Ainda não começámos a pensar
                                               We have yet to start thinking
 Cinema e pensamento | On cinema and thought                                                                              @ André Dias

Ao pé da letra #135 (António Guerreiro)

O tom aberta ou vagamente apocalíptico que se foi fixando desde há pouco tempo nos discursos de diagnóstico económico e político faz lembrar aquilo que na época de Weimar ficou conhecido como katastrophische Denkweise, o modo de pensar por catástrofes. Mas esse velho catastrofismo exprimia ainda uma visão apocalíptica do processo histórico da modernidade, própria de melancólicos e trágicos. Era o tempo em que Carlo Michaelstaedter, um filósofo italiano de Gorizia, perto de Trieste, impregnado de cultura vienense, se espantava que o mundo histórico pudesse continuar depois da leitura dos pré-socráticos, do Eclesiastes, de Leopardi, de Ibsen, suicidando-se a seguir (em 1910, aos 23 anos). Mais de meio século depois, Pasolini entendia que o agente do fim do mundo era a classe média, a pequena-burguesia, que ele responsabilizava pela destruição totalitária da pluralidade cultural e da tradição pré-moderna. Para Pasolini, o Maio de 68 dos estudantes foi um fenómeno clássico de mobilização da pequena-burguesia (por isso se colocou do lado da polícia).

Quando, no final dos anos 80 do século passado, por mediação da leitura que Kojève tinha feito de Hegel, se falou do triunfo planetário das democracias liberais como o fim da História, este fim não era mais um na sucessão das catástrofes, mas o contrário: era um prometedor recomeço.
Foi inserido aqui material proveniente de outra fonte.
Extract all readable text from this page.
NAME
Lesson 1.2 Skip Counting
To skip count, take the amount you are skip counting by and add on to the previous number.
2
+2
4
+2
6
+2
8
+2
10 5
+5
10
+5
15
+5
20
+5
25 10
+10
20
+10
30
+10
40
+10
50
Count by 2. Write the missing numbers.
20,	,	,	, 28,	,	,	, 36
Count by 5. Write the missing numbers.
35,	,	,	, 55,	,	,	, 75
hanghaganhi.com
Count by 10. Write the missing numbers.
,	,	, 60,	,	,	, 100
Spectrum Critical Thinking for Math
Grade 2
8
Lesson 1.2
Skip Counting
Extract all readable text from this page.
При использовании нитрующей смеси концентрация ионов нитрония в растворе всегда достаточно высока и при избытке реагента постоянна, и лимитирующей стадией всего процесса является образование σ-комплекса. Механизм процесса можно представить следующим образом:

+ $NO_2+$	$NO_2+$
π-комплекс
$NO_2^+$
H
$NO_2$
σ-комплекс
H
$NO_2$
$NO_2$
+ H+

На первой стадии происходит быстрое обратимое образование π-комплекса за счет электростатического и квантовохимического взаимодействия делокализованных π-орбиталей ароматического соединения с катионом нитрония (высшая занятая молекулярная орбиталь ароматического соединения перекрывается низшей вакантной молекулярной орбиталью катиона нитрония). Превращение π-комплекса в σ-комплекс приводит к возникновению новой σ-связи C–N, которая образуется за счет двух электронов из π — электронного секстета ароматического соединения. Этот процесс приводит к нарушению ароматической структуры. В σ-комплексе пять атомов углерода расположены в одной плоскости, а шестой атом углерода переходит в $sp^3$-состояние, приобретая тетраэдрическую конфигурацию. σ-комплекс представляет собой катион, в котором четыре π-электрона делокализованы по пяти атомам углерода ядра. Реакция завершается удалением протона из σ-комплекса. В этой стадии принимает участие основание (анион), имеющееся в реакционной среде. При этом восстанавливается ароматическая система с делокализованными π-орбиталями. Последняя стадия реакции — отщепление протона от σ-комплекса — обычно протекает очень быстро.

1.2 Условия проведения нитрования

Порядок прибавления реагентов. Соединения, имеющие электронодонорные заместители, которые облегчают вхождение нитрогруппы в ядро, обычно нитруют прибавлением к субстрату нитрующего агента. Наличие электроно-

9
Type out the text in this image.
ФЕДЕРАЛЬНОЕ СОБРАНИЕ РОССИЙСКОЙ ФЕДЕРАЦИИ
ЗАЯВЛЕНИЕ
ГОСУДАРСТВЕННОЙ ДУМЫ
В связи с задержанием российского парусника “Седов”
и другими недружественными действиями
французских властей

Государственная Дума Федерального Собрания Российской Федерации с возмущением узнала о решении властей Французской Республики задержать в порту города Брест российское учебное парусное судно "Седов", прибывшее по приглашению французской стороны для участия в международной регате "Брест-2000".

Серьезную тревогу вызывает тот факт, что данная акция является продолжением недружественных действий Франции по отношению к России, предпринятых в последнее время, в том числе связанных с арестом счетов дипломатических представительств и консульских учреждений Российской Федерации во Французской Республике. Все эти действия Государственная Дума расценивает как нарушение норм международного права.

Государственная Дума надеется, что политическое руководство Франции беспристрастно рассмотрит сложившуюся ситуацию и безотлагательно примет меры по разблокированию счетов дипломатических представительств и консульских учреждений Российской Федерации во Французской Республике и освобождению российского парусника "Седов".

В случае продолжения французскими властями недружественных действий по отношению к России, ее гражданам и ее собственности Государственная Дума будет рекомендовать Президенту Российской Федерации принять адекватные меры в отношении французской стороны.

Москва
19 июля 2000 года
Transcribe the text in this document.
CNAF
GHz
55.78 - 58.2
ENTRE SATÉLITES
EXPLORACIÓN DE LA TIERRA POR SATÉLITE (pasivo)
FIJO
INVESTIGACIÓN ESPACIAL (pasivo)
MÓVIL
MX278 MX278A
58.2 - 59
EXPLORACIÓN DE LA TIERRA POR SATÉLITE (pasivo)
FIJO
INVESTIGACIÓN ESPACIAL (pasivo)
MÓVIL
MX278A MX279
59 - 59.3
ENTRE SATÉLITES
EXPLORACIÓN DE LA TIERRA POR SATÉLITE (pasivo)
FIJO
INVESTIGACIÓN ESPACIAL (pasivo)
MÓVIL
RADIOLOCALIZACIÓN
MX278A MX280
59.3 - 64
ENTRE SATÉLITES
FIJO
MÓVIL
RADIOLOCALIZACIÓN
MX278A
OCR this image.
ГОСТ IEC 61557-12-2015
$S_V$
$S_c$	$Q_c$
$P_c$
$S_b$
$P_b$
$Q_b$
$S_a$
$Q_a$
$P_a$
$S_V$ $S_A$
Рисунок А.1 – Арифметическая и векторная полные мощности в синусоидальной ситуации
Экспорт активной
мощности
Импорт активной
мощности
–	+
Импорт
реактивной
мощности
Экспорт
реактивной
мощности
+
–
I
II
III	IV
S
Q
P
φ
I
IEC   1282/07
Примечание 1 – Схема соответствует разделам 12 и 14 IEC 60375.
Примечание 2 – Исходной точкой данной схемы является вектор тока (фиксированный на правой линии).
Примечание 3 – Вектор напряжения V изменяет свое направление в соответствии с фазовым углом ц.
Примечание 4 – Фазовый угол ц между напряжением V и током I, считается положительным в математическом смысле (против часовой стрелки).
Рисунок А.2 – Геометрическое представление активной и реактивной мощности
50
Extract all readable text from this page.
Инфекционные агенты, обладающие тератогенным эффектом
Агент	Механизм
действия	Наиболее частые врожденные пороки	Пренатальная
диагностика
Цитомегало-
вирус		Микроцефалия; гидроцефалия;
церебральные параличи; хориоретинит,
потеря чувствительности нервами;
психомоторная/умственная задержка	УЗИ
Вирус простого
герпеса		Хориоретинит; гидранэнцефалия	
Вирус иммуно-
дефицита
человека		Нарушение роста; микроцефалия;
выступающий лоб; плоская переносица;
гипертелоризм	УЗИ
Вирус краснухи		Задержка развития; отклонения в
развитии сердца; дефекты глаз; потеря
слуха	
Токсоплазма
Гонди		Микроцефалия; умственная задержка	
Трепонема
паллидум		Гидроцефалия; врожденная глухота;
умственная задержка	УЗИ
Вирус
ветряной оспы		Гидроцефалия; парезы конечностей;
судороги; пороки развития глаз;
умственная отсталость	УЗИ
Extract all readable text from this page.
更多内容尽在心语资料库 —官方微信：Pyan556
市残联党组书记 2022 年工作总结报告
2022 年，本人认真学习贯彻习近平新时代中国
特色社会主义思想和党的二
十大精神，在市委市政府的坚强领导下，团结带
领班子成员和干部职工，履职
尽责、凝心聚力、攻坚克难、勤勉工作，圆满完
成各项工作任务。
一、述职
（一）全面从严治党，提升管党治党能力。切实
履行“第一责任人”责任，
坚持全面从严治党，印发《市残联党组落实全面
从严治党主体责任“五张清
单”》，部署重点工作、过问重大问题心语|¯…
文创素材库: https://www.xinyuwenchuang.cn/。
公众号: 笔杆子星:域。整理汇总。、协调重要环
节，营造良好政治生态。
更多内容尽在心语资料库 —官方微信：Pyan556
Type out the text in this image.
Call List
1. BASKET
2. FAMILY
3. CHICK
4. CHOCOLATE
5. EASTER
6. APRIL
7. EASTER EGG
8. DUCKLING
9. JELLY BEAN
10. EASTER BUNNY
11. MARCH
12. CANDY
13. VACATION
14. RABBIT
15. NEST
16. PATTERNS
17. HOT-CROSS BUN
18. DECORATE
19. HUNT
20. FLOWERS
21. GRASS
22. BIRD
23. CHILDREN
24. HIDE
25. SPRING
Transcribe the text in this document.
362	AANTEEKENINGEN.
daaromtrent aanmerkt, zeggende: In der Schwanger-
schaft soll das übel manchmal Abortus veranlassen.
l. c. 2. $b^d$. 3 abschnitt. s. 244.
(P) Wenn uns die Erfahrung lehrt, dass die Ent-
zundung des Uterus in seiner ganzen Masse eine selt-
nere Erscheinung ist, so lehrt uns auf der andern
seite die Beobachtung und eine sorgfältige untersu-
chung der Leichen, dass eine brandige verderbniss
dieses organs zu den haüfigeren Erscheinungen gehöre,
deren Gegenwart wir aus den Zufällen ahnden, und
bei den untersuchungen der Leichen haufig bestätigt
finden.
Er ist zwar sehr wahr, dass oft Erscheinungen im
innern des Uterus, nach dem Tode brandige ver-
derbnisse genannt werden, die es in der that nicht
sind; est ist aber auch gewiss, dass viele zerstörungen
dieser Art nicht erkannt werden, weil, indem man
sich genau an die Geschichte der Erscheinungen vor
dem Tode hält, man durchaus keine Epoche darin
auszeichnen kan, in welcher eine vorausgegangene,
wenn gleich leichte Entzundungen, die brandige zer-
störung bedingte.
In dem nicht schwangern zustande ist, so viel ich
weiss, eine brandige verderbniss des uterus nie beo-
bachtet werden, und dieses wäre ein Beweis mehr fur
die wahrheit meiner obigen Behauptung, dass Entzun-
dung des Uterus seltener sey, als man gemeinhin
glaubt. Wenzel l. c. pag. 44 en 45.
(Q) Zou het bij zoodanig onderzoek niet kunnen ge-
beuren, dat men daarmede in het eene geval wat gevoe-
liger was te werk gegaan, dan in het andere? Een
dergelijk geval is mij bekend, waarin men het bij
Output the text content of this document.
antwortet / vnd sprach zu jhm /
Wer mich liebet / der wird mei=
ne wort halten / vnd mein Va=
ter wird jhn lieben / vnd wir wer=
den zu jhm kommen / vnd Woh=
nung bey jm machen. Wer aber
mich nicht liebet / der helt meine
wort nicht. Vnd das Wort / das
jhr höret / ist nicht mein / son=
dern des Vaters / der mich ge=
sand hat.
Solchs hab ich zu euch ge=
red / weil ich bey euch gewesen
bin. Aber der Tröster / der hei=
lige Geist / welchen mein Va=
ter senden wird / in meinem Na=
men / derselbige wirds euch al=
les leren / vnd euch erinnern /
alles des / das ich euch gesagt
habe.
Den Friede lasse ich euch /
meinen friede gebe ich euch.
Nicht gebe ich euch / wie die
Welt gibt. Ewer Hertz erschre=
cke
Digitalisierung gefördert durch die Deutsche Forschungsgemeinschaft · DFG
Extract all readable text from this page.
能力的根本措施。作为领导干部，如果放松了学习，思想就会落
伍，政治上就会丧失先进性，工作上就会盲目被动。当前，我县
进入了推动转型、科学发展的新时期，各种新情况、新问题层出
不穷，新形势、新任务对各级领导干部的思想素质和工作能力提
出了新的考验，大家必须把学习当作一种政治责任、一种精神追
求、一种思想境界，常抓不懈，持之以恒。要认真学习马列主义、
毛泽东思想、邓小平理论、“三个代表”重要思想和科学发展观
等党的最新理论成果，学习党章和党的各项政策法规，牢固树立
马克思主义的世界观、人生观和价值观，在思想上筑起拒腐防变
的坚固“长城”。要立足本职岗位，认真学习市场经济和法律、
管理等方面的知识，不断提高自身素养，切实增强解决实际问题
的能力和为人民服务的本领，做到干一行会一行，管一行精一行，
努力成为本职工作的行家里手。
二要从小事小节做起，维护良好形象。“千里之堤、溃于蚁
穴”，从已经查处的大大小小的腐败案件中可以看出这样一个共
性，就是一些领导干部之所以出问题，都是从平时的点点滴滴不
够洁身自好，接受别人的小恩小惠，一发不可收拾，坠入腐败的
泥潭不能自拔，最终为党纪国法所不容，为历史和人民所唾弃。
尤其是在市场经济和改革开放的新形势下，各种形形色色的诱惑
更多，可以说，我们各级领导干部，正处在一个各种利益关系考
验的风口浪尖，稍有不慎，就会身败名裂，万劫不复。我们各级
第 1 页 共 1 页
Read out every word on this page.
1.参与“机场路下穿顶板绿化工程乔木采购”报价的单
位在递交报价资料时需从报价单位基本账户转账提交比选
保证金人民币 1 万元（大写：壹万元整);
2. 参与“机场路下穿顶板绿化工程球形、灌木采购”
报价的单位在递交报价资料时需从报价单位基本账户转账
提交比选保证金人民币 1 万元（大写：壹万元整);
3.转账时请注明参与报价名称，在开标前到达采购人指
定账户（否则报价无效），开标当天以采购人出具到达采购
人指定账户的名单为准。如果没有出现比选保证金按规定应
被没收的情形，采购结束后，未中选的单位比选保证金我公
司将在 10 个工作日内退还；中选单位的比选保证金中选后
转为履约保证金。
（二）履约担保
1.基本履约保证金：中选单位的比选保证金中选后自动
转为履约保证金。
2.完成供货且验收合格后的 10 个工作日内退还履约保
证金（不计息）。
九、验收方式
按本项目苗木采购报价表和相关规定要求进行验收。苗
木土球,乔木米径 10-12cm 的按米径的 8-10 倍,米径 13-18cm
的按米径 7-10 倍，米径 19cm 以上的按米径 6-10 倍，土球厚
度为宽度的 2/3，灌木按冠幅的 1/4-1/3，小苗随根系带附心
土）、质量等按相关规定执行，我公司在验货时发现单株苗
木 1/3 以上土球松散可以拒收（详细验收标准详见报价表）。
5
Ora, hoje começamos a perceber os contornos de uma nova fase que já se iniciou: a classe média, a mais forte e expansiva, capaz de se alargar e conquistar cada vez mais espaço — a classe, em suma, que se reproduziu alimentando-se de tudo —, começa a declinar enquanto classe universal, imortal e infinitamente dúctil. Aquilo a que hoje chamamos ‘crise’ é isto: a condição de fragilidade deste larguíssimo estrato intermédio, o fim do triunfo da classe média, cujo advento tinha sido o verdadeiro fim da História.

António Guerreiro, «Ao pé da letra», Expresso-Atual, Portugal, 16.4.2011.